L-Store has implemented generic Reed-Solomon encoding along with several other data integrity schemes. We typically recommend 6+3 Reed-Solomon (RS-6+3) encoding – 6 data disks and 3 parity disks. More generally we recommend the use of the RS-d+(d/2) family of configurations which can be seen in the figure above as RS-6+3, RS-8+4, and RS-10+5. This family uses 2/3 of the total space for data with the remainder for parity and has excellent reliability. RS-6+3 has the same reliability as keeping 3 copies of the data but uses only half the space.
As alluded to previously, recovering from the failure of a multi-terabyte disk drive can take days. We have witnessed this first hand in a 500 terabyte GPFS file system used to provide home disk space for a large campus cluster. The possibility of correlated drive failures (for the reasons described in the introduction of Section 3.1) increases the probability that additional drive failures could occur, resulting in unrecoverable data loss. The above figure shows the probability of data loss due to the loss of additional disks as a function of the rebuild time for three RAID configurations. RAID5-6 provides very little protection in this scenario. The RADI6-8 configuration is better since two additional drives are required in order to lose data. Even so, the chances of data loss are uncomfortably high if it takes a few days for the repair. The RS-6+3 is substantially more reliable even if repair takes a few days but keeping the rebuild times down to a few hours helps minimize the chance of data loss. The graph shows a distinct knee for this configuration occurring in the first couple of hours. The plot assumes a 6% Annualized Failure Rate (AFR) which is taken from the literature (Pinheiro 2007;Schroder 2007) for 3 and 4 year AFR estimates.

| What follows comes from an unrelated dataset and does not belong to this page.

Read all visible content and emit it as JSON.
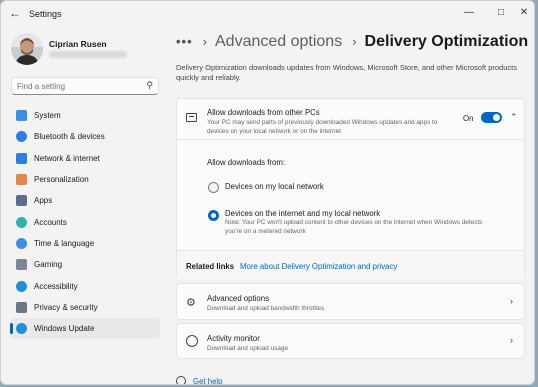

Traditional RAID arrays completely reconstruct a single failed drive on a single replacement drive. The use of a single replacement drive is a major factor in the rebuild time. Traditionally the entire drive is reconstructed with no regard for used vs. unused space. If the array is active with user I/O requests, this will greatly increase the rebuild time.
Distributed RAID arrays are designed to overcome these limitations. Instead of using the whole disk the disk is broken up into many smaller blocks. These blocks are combined with blocks on other disks creating many small logical RAID arrays utilizing a large subset of the available drives as shown in the figure. These distributed logical RAID arrays are based on space that is actually used. The free space on each drive can be used to store the newly reconstructed data. This allows for a large number of drives being read and written to simultaneously providing significantly faster rebuild times. For L-Store each file and associated parity is placed on a random collection of drives based on the fault tolerance scheme used and data placement criteria. We routinely rebuild a single 2TB in a couple of hours using a single host to perform the data reconstruction. Adding more hosts causes the rebuild time to proportionately decrease.